Since 1954, Canada’s banks have been employing in a new way those funds which they are prepared to invest for only very short periods. In addition to purchasing Treasury Bills on their own behalf, they have been lending spare cash to investment dealers which the latter in turn use to buy Treasury Bills. (The dealers are continuously purchasing these Bills on behalf of clients or for their own portfolios, and therefore very frequently need bank loans to pay for these purchases.) These bank loans to dealers are made on a “day-to-day” basis; the bank has the right to demand repayment of the loan at any time. Once the bank demands repayment, the dealer must repay the loan within a matter of hours. To the banker these “day-to-day” loans are even more liquid than Treasury Bills; they can be converted into cash more speedily, and they involve no risk whatsoever of capital loss. Whereas even a 91 day Treasury Bill may have fallen slightly in value when a banker wishes to sell it to raise cash, a “day-to-day” borrower must repay exactly what he has borrowed. The rate of interest received on such loans is of course always lower than the rate currently earned on Treasury Bills, but the banks are willing to accept the lower interest in order to gain the higher liquidity.
These Bills are in effect very short term bonds. The federal government, which needs cash at all times to meet its daily expenses, offers Treasury bills for sale each week (currently about $100 million weekly). These are offered for sale on a tender basis. Anyone can bid for them, indicating in his bid the quantity he wishes to buy and the price he is prepared to pay. The price paid by a successful tenderer determines the interest he receives, since this will consist of the difference between that price, and the face value of the Bill which he will receive upon its maturity date.

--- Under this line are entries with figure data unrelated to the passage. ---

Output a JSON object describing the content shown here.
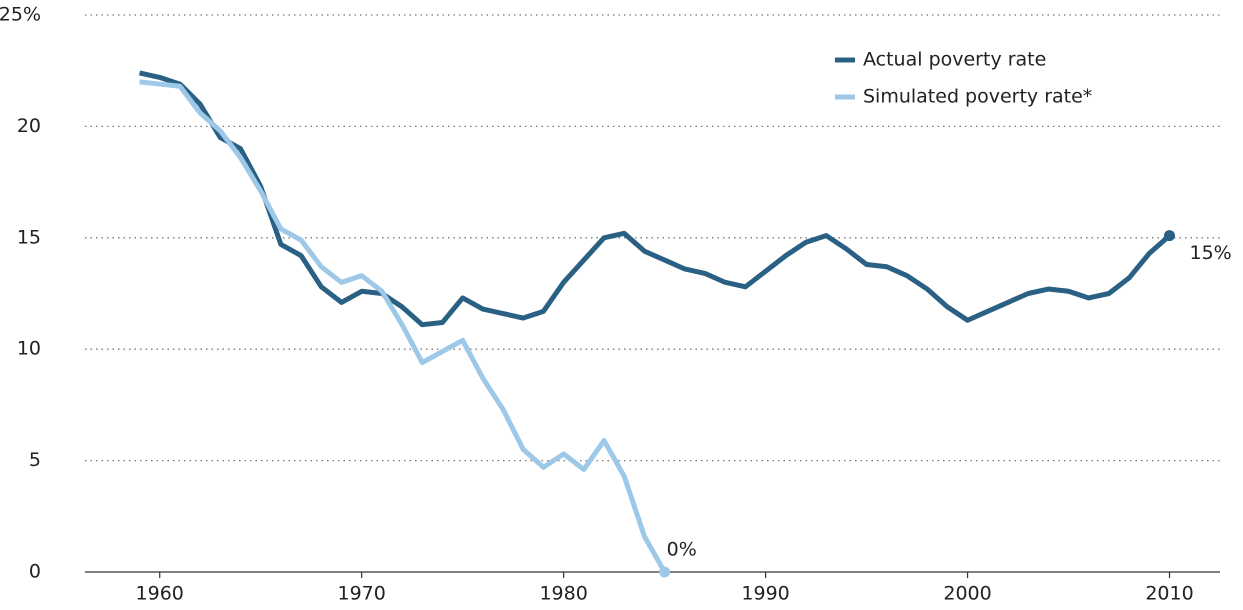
{
  "chart_data": {
    "type": "line",
    "x": [
      1959,
      1960,
      1961,
      1962,
      1963,
      1964,
      1965,
      1966,
      1967,
      1968,
      1969,
      1970,
      1971,
      1972,
      1973,
      1974,
      1975,
      1976,
      1977,
      1978,
      1979,
      1980,
      1981,
      1982,
      1983,
      1984,
      1985,
      1986,
      1987,
      1988,
      1989,
      1990,
      1991,
      1992,
      1993,
      1994,
      1995,
      1996,
      1997,
      1998,
      1999,
      2000,
      2001,
      2002,
      2003,
      2004,
      2005,
      2006,
      2007,
      2008,
      2009,
      2010
    ],
    "series": [
      {
        "name": "Actual poverty rate",
        "color": "#2a6083",
        "values": [
          22.4,
          22.2,
          21.9,
          21.0,
          19.5,
          19.0,
          17.3,
          14.7,
          14.2,
          12.8,
          12.1,
          12.6,
          12.5,
          11.9,
          11.1,
          11.2,
          12.3,
          11.8,
          11.6,
          11.4,
          11.7,
          13.0,
          14.0,
          15.0,
          15.2,
          14.4,
          14.0,
          13.6,
          13.4,
          13.0,
          12.8,
          13.5,
          14.2,
          14.8,
          15.1,
          14.5,
          13.8,
          13.7,
          13.3,
          12.7,
          11.9,
          11.3,
          11.7,
          12.1,
          12.5,
          12.7,
          12.6,
          12.3,
          12.5,
          13.2,
          14.3,
          15.1
        ],
        "value_labels": [
          null,
          null,
          null,
          null,
          null,
          null,
          null,
          null,
          null,
          null,
          null,
          null,
          null,
          null,
          null,
          null,
          null,
          null,
          null,
          null,
          null,
          null,
          null,
          null,
          null,
          null,
          null,
          null,
          null,
          null,
          null,
          null,
          null,
          null,
          null,
          null,
          null,
          null,
          null,
          null,
          null,
          null,
          null,
          null,
          null,
          null,
          null,
          null,
          null,
          null,
          null,
          "15%"
        ]
      },
      {
        "name": "Simulated poverty rate*",
        "color": "#9ec8e8",
        "values": [
          22.0,
          21.9,
          21.8,
          20.6,
          19.8,
          18.6,
          17.1,
          15.4,
          14.9,
          13.7,
          13.0,
          13.3,
          12.6,
          11.1,
          9.4,
          9.9,
          10.4,
          8.7,
          7.3,
          5.5,
          4.7,
          5.3,
          4.6,
          5.9,
          4.3,
          1.6,
          0,
          null,
          null,
          null,
          null,
          null,
          null,
          null,
          null,
          null,
          null,
          null,
          null,
          null,
          null,
          null,
          null,
          null,
          null,
          null,
          null,
          null,
          null,
          null,
          null,
          null
        ],
        "value_labels": [
          null,
          null,
          null,
          null,
          null,
          null,
          null,
          null,
          null,
          null,
          null,
          null,
          null,
          null,
          null,
          null,
          null,
          null,
          null,
          null,
          null,
          null,
          null,
          null,
          null,
          null,
          "0%",
          null,
          null,
          null,
          null,
          null,
          null,
          null,
          null,
          null,
          null,
          null,
          null,
          null,
          null,
          null,
          null,
          null,
          null,
          null,
          null,
          null,
          null,
          null,
          null,
          null
        ]
      }
    ],
    "xlim": [
      1956.3,
      2012.5
    ],
    "xticks": [
      1960,
      1970,
      1980,
      1990,
      2000,
      2010
    ],
    "ylim": [
      0,
      25
    ],
    "yticks": [
      0,
      5,
      10,
      15,
      20,
      {
        "value": 25,
        "label": "25%"
      }
    ],
    "grid": true
  }
}
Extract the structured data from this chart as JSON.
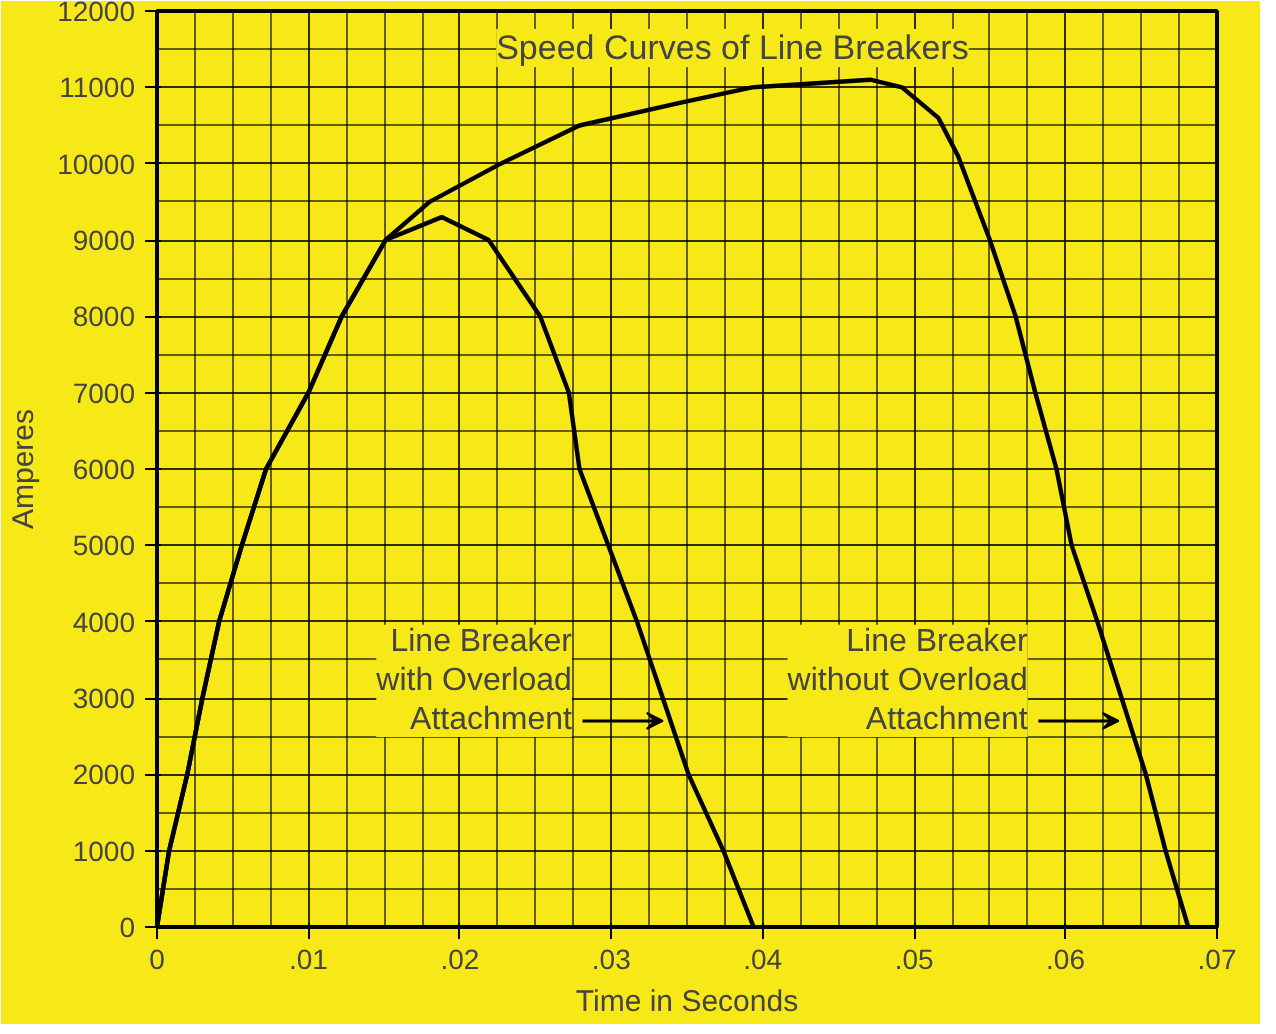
{
  "chart_data": {
    "type": "line",
    "title": "Speed Curves of Line Breakers",
    "xlabel": "Time in Seconds",
    "ylabel": "Amperes",
    "xlim": [
      0,
      0.07
    ],
    "ylim": [
      0,
      12000
    ],
    "xticks": [
      0,
      {
        "value": 0.01,
        "label": ".01"
      },
      {
        "value": 0.02,
        "label": ".02"
      },
      {
        "value": 0.03,
        "label": ".03"
      },
      {
        "value": 0.04,
        "label": ".04"
      },
      {
        "value": 0.05,
        "label": ".05"
      },
      {
        "value": 0.06,
        "label": ".06"
      },
      {
        "value": 0.07,
        "label": ".07"
      }
    ],
    "yticks": [
      0,
      1000,
      2000,
      3000,
      4000,
      5000,
      6000,
      7000,
      8000,
      9000,
      10000,
      11000,
      12000
    ],
    "grid": true,
    "marker": "none",
    "line_style": "solid",
    "series": [
      {
        "color": "#000000",
        "x": [
          0,
          0.0008,
          0.002,
          0.003,
          0.0041,
          0.0056,
          0.0072,
          0.01,
          0.0122,
          0.0151,
          0.018,
          0.0227,
          0.0279,
          0.0346,
          0.0393,
          0.0471,
          0.0492,
          0.0516,
          0.0529,
          0.055,
          0.0567,
          0.058,
          0.0594,
          0.0604,
          0.0621,
          0.0637,
          0.0653,
          0.0666,
          0.0681
        ],
        "values": [
          0,
          1000,
          2000,
          3000,
          4000,
          5000,
          6000,
          7000,
          8000,
          9000,
          9500,
          10000,
          10500,
          10800,
          11000,
          11100,
          11000,
          10600,
          10100,
          9000,
          8000,
          7000,
          6000,
          5000,
          4000,
          3000,
          2000,
          1000,
          0
        ]
      },
      {
        "color": "#000000",
        "x": [
          0,
          0.0008,
          0.002,
          0.003,
          0.0041,
          0.0056,
          0.0072,
          0.01,
          0.0122,
          0.0151,
          0.0188,
          0.0219,
          0.0253,
          0.0272,
          0.0279,
          0.0298,
          0.0317,
          0.0334,
          0.0351,
          0.0374,
          0.0394
        ],
        "values": [
          0,
          1000,
          2000,
          3000,
          4000,
          5000,
          6000,
          7000,
          8000,
          9000,
          9300,
          9000,
          8000,
          7000,
          6000,
          5000,
          4000,
          3000,
          2000,
          1000,
          0
        ]
      }
    ],
    "annotations": [
      {
        "text": "Line Breaker\nwith Overload\nAttachment",
        "x": 0.0334,
        "y": 2700
      },
      {
        "text": "Line Breaker\nwithout Overload\nAttachment",
        "x": 0.0635,
        "y": 2700
      }
    ]
  }
}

The banks are the chief bidders at the weekly auctions of Treasury Bills; the short maturity of the Bills renders them an excellent investment for any bank which has cash to spare but does not wish to commit that cash for a lengthy period. Furthermore, if a bank buys Bills regularly, it will regularly receive cash, for Bills which mature. If a bank buys $1 million worth of 91 day (13 week) Treasury Bills every week, Then each week it will receive $1 million from the federal government in redemption of the Bills which it had bought 13 weeks before. If ever the bank wished to increase its cash in any week, it could simply refrain from buying any new Bills that week; its cash would automatically rise by $1 million, through the redemption by the government of Bills which currently became due for repayment.